ALEPH
De la mafiocracia al Estado
Ponga la palabra “mafia” en Google, dele un click y encontrará de primero esto: “1. Organización clandestina de criminales nacida en Sicilia que ejerce su poder mediante el chantaje, la violencia y el crimen. 2. Organización clandestina de criminales que intenta conseguir el monopolio de sus actividades delictivas en una zona”. Bajo la sombrilla de cualquiera de las dos acepciones, cabe lo vivido en Guatemala. Súmele el hecho de que el gobierno (de facto y/o paralelo) ha estado en manos de los ahora sindicados, y le será fácil llegar al término “mafiocracia”.
Ya nadie duda que un sistema mafioso ha quedado, en parte, desnudo. Y digo en parte, porque aún falta que la justicia alcance a, por lo menos, otra estructura igual de perversa y nociva que la recién descubierta, sólo que aún más profundamente anclada en nuestra historia de los últimos 40 años. La presencia de mafias legitimadas por el discurso de la democracia y el mecanismo del voto ha sido develada. Tanta corrupción abruma, indigna, preocupa y nos tiene como caminando sobre un temblor.

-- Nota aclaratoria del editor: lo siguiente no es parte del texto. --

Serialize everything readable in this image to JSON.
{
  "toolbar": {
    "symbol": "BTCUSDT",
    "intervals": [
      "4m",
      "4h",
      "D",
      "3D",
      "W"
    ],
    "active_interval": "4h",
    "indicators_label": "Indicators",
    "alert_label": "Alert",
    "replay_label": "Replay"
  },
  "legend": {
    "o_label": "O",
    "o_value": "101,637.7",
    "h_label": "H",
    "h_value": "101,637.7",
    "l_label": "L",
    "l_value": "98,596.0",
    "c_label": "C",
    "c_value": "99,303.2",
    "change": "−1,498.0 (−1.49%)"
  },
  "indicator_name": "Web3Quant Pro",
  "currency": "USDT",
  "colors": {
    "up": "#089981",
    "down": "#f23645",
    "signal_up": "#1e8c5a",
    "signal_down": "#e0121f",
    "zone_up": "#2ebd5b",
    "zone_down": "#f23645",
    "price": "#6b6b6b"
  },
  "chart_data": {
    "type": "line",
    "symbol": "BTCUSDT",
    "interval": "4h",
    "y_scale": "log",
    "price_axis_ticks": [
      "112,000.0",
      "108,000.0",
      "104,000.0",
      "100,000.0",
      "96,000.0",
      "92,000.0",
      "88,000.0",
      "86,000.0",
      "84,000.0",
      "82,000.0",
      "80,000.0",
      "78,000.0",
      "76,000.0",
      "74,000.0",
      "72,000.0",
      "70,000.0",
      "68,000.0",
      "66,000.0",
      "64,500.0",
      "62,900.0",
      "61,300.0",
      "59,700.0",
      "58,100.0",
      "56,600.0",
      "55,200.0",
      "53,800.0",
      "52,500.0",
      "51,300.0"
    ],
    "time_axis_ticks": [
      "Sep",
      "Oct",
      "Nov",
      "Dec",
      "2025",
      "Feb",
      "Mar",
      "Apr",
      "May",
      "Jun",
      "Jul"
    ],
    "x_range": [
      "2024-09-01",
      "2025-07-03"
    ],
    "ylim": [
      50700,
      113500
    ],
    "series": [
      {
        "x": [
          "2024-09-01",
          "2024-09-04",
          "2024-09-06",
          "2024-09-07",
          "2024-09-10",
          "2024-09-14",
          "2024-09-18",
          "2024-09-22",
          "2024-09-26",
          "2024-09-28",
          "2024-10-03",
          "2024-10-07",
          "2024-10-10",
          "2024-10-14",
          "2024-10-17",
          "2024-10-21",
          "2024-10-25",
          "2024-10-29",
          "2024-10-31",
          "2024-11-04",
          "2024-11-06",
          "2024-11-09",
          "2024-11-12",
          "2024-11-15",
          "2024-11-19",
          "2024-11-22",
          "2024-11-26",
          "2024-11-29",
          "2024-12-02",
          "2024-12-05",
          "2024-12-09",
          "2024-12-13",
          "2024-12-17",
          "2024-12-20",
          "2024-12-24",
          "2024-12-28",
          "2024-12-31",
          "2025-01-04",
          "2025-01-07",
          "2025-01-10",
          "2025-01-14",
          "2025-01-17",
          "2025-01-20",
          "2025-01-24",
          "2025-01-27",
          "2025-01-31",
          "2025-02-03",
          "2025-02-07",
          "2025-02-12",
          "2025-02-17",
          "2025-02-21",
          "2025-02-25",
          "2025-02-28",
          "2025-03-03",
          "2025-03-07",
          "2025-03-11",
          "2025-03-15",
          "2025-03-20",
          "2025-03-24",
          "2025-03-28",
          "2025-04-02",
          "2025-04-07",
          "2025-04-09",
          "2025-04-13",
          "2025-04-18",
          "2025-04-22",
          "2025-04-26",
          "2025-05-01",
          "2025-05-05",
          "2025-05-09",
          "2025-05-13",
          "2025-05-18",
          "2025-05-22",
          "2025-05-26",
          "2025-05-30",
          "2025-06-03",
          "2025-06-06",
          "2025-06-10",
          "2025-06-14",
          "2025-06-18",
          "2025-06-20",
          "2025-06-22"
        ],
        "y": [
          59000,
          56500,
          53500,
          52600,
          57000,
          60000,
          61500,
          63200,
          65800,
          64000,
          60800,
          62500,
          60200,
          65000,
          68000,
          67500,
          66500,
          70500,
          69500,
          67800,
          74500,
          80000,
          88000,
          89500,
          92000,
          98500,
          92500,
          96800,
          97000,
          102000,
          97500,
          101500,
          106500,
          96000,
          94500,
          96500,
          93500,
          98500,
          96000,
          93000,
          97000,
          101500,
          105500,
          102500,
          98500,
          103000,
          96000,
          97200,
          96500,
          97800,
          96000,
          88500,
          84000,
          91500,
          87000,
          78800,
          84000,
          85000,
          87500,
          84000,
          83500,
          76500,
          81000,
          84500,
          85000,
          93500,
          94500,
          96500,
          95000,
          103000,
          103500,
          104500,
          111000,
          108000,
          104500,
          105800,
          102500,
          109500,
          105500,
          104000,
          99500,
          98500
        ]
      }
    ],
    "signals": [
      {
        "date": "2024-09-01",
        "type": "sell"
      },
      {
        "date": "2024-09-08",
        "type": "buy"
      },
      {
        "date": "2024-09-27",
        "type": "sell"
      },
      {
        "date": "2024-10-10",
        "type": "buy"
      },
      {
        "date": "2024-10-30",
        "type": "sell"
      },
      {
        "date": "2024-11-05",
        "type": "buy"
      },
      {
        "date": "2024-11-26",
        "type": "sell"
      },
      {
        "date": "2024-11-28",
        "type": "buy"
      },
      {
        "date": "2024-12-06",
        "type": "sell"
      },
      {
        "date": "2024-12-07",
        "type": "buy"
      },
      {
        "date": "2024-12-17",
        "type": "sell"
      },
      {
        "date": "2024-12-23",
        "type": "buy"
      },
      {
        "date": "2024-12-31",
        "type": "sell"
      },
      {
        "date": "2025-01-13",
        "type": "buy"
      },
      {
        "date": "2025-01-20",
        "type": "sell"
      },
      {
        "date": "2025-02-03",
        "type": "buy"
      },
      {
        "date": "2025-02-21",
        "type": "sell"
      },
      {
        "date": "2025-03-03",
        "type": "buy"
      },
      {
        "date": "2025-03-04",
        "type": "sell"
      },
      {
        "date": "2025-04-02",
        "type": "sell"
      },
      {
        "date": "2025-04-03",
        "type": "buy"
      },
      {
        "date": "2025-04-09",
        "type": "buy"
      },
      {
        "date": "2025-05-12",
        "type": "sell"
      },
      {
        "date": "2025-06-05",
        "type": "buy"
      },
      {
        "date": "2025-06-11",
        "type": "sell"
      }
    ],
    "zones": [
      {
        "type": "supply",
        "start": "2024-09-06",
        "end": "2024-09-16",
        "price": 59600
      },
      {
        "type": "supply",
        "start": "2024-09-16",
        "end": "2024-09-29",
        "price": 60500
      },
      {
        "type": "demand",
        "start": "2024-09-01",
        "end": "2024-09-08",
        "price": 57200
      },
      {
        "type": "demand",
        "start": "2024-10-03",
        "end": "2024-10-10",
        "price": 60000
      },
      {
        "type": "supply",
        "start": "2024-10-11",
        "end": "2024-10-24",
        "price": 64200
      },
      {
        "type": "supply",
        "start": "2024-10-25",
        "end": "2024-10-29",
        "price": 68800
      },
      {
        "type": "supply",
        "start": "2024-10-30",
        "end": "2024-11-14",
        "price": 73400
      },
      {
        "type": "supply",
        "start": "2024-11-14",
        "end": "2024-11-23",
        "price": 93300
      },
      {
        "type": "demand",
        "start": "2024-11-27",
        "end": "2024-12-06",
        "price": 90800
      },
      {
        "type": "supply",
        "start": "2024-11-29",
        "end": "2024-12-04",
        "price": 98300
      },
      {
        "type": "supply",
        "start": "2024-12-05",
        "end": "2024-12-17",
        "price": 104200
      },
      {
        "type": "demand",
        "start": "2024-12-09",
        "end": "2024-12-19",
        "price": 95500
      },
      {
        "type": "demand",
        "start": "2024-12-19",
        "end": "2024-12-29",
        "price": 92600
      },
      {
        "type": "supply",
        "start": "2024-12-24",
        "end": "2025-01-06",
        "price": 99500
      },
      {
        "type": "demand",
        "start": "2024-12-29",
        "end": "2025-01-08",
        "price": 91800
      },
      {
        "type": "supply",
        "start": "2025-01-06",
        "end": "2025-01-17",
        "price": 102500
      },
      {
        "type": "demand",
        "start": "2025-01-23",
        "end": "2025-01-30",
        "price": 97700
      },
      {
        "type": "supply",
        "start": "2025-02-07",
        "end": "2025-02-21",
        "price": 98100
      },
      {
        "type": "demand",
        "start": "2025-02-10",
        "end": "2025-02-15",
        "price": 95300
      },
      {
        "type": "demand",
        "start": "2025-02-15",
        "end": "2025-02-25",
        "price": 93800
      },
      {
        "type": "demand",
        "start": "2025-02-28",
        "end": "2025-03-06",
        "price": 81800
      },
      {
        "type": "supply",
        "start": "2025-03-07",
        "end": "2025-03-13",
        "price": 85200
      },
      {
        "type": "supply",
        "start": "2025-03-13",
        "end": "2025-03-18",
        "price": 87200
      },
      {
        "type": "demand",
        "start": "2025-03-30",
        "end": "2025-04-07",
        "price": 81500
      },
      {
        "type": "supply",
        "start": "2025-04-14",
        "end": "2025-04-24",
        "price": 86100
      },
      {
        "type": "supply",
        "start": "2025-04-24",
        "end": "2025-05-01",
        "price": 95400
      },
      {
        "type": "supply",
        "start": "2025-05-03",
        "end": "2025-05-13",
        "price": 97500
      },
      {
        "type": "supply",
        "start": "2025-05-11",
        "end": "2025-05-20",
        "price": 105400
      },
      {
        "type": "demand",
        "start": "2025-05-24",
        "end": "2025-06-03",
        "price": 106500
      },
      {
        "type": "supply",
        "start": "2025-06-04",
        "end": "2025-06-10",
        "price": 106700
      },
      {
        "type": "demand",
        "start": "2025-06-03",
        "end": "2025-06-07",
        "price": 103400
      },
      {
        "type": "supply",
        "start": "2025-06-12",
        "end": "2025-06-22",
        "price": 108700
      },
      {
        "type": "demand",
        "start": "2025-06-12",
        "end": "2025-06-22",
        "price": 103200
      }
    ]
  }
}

Lo más preocupante es que nuestra corrupción no es potestad de pocos ni fenómeno de surgimiento espontáneo, sino práctica social cotidiana. La mafiocracia ha vivido tanto tiempo porque hay policías que piden mordida; empleados (sindicalizados o no) que cobran jugosos salarios por no trabajar; militares matones y ladrones, cual cancerberos, cuidando las puertas del infierno; políticos cleptómanos que siempre están en venta; empresarios a quienes les importa un carajo Guatemala; jueces y magistrados falderos al servicio de sus amos de turno; banqueros que sostienen una arquitectura financiera al mejor estilo de Sindona; cooperantes que entraron en la lógica de “no hay obra sin sobra”; personas como usted y yo que pisteamos policías cuando manejamos bolos, que nos llevamos el papel higiénico de nuestras oficinas, y no nos molesta recibir un regalito en especie de vez en cuando para mantener cerrada la boca. La corrupción es un mal endémico de esta Guatemala primaveral.
Sabiéndolo, la pregunta es de cara a las próximas elecciones. ¿Cómo pasaremos de la mafiocracia al Estado democrático y republicano que anhelamos? ¿Qué pasará con los partidos políticos tradicionales y con sus históricos y poderosos socios, en todas las esferas del Estado? Esa transición da para pensar mucho, porque el tema es, en mucho, económico. Con la Cicig y el MP cada vez más fuertes, se avizoran más sorpresas que pondrán de rodillas a la clase política tradicional, pero no sólo a ellos. En tres años y medio que restan de gobierno, ¿cuánto de podredumbre se podrá limpiar? ¿Es tiempo de aprovechar la coyuntura para permitirnos descubrir nuevas rutas de participación política como lo sucedido con “Podemos”, en España, por ejemplo? ¿Cuántas personas con capacidad y honradez quieren hoy entrarle en serio a este país, no sólo desde la política partidaria? Y ¿adónde irán todos los corruptos cuando salgan de prisión (si van), si muchos de ellos han tenido en sus manos por décadas los destinos de nuestro país y no saben hacer otra cosa que mamar de la teta del Estado?
A contrapelo de la historia, nos toca trabajar a toda velocidad, muy unidos y con fuerza. La lógica nos dice que algo que tardó décadas en instalarse como parte de un imaginario social de la corrupción, no se limpia en pocos años. Pero es que no tenemos más que entrarle ahora o volver a acomodarnos en la zona de confort donde nada se movía, nada se decía y nada existía. Insisto: la juventud no se coló por la fisura que se abrió en nuestra historia; la juventud es la fisura por la que la nueva Guatemala puede colarse, de la mano de algunos adultos decentes. Por allí podemos sumar velocidad, voluntad, estrategia y nuevas formas de participación política y ciudadana. Todo un acto de fe (aunque por allí se dice que la fe es ciega).